JAKARTA(SUARABARU.ID)-Direktur Eksekutif Center for Strategic on Islamic and International Studies (CSIIS) Dr Muh Sholeh Basyari menyebut ada 29 nyawa melayang akibat tregadi depo Plumpang.
Sebelumnya, 9 nyawa melayang pada tragedi di Pertamina Rokan Hulu (Rohul), Riau.
“Tidak cukup hal itu hanya disikapi dengan pencopotan Dedi Sunardi. Dalam hal ini, Dedy seakan hanya jadi tumbal, kemudian masalah selesai,” tegasnya.
Persepektif ini, menuritnya, menunjukkan Pertamina dan Menteri BUMN masih parsial dalam melihat persoslan di tubuh perusahaan minyak plat merah itu.
“Harusnya langkah yang diambil bukan memakai teori tumbal, dengan mencopot direktur bisnis. Harusnya tidak sesederhana itu,” lanjut dia.
“Sebagai pertanggung jawaban profesional, Dirut harus menampilkan integritasnya, dan bertanggung jawab, dengan mengundurkan diri,” kata Muh Sholeh Basyari.
Kalau tidak demikian, maka Menteri BUMN wajib evaluasi dan mencopot Dirut agar integritas Menteri BUMN, juga Pertamina, tetap terjaga dan terhormat.
Potret Buram
“Karena bisa saja kalau hal ini tidak dilakukan publik akan menuntut evaluasi total dan meminta aparat yg berwenang untuk usut kartel dan permainan di Pertamina itu sendiri,” tandas dia.
Dikatakan, hilangnya puluhan nyawa dalam waktu yang berdekatan di Plumpang dan Rohul adalah potret buram tidak profesionalnya Dirut Pertamina. Teori tumbal itu teori kuno dan masih dipakai di era digital dan terbuka.

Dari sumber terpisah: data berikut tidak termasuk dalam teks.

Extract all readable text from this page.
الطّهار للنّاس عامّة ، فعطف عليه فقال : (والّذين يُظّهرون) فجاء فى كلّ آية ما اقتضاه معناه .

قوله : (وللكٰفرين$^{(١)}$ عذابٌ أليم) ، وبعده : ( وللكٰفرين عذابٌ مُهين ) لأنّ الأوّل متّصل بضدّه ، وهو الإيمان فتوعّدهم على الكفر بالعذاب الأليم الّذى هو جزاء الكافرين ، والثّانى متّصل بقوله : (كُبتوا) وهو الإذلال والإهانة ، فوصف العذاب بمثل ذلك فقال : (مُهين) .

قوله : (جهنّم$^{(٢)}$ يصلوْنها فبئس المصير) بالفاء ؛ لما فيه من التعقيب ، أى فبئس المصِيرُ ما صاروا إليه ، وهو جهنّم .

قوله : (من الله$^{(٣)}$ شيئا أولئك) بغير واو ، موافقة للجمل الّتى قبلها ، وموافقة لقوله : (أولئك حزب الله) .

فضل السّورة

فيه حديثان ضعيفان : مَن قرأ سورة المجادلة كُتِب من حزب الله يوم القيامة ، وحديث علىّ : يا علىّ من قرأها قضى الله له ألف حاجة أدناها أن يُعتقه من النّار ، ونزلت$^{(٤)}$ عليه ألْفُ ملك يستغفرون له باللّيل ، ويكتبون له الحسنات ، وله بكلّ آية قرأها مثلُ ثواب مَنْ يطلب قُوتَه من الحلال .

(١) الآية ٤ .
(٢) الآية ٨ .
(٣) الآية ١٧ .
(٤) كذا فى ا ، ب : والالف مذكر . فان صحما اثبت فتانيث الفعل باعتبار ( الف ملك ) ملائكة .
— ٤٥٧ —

“Ini lucu, apalagi Menteri BUMN tidak bisa tegas. Berarti terdapat arus politik besar di tubuh Pertamina,” beber dia.
“Terus terang, rakyat kesal, puluan orang mati, gak membuat kapok mereka yang makan enak dan kursi empuk kekuasaan di Pertamina,’ sebutnya.
Menteri BUMN idealnya menjadikan dua tragedi tersebut sebagai momentum untuk menata kembali Pertamina sekaligus sebagai perform bahwa dia memiliki leadership yang kuat.
“Tidak saja bagi Pertamina dan BUMN, tetapi juga bagi kepemimpinan Indonesia,” lontarnya.
Ketegasan Menteri BUMN, akan menjadikan dia sebagai hero. Erick Thohir harus melihat secara obyektif dan menghitung korban dari peristiwa Pertamina dalam kepemimpinan Niecke, baik di Plumpang, Rohul maupun Balongan, Indramayu.